2026 May Featured Member of the Month: Heidemarie Brandes

Heide Brandes is an award-winning travel and features writer based in Oklahoma City with bylines in The Smithsonian, Reuters, National Geographic, BBC Travel, Southern Living, National Wildlife Federation, The New York Times, The Guardian, AFAR, Cowboys & Indians, Bourbon+, Beer Connoisseur and dozens more. After 25 years as a journalist in Oklahoma, including seven years as a Reuters Oklahoma correspondent and executive editor of 11 community newspapers, she traded the daily grind for full-time freelance work and never looked back.

She specializes in adventure travel, Indigenous culture, food and drink, conservation and the kind of human stories that get under your skin. She co-hosts the “Untethered & Wanderwise” podcast, aimed at adventurous women over 45 who refuse to settle down quietly. She serves as Vice President of the Society of Professional Journalists Oklahoma Pro Chapter and is a member of SATW, OWAA and NATJA.

When not on assignment, Heide is likely belly dancing (more than 25 years and counting), crawling through caves or chasing some new corner of the map to places worth remembering.

 

What got you into travel journalism?
I spent nearly 20 years as a daily news journalist in Oklahoma covering everything from tornadoes and bombings to executions and tribal sovereignty, and I loved it fiercely. But, hard news can make you jaded and harsh.

A little over 10 years ago, I realized the stories that stayed with me longest were the ones that took me somewhere unfamiliar, whether that was a powwow on the Choctaw Nation, a cave system in the Ozarks or a small-town diner where the waitress knew everyone’s coffee order. Travel journalism let me chase that feeling on purpose. It married my reporter’s instinct for asking questions with my lifelong restlessness, and it gave me permission to treat curiosity as a job description.
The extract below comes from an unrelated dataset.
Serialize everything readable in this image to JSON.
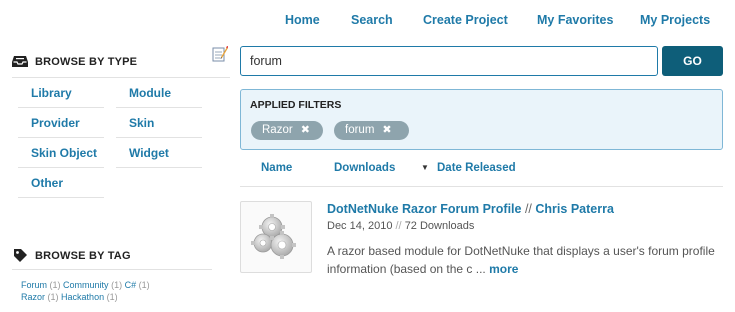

What’s the most challenging part of being a travel journalist?
The math. Travel journalism is romanticized as a lifestyle, but the working reality is rate sheets, query letters, kill fees, expense receipts and the constant calculus of whether a story will pay enough to justify the time. Editors want fresh angles on places that have been written about a thousand times, and you have to find the one detail nobody else noticed.

The other challenge is staying honest when you are a guest. Press trips and hosted travel are part of the ecosystem, but readers deserve writers who will still tell the truth about a mediocre meal or an overhyped trail.

What is the most rewarding aspect of travel journalism?
The people. I have had Turkish weaver explain why weaving Turkish rugs by hand is sacred. I have sat with Choctaw bison ranchers who are restoring a herd and a foodway at the same time. I have listened to women in their 70s tell me about solo backpacking trips that started after a divorce. Travel journalism is really human journalism with a passport, and the privilege of being trusted with someone’s story in a place you just arrived is something I never take for granted.

What is something you wish people knew about travel journalism?
It is reporting. Real reporting. The best travel writing is built on the same scaffolding as any good news story, which means verified facts, named sources, primary documents, historical context and a willingness to leave material on the cutting room floor when it does not hold up. A 1,200-word feature might require 30 hours of interviews, three days of fact-checking and a research file thicker than the finished piece. The hammock photo on Instagram is a sliver of the job. The rest looks a lot like any other beat reporter’s notebook.

How have your cross-cultural experiences shaped your point of view of the world?
They have made me suspicious of single stories. Every place I have reported from has at least three competing narratives running underneath the surface, and the loudest one is rarely the truest one.

Working with Indigenous communities in particular taught me to slow down, ask permission, listen longer than feels comfortable and accept that some stories are not mine to tell. Belly dancing in a tradition rooted in cultures not my own taught me the same lesson in a different key. The world is bigger and stranger and more generous than any of us can hold, and humility is the only honest response.That, and we are all more similar than we are different. That person in Lebanon wants the same things we want. They want their kids to have a better life, they want to laugh with loved ones over a meal, they want to make a difference in the world. Travel makes the global population a bit more intimate.

What have you enjoyed most about being a NATJA member?
I love the community. Travel writing can be lonely work, and NATJA gives me a tribe of people who understand pitching, reporting, traveling and rebuilding the calendar from scratch every quarter. The professional development resources have sharpened my craft, the conferences have led to real assignments and the conversations with other members have talked me off more than one ledge.

NATJA reminds me that this strange, wonderful job is shared work, and that we are all rooting for each other to land the next great story.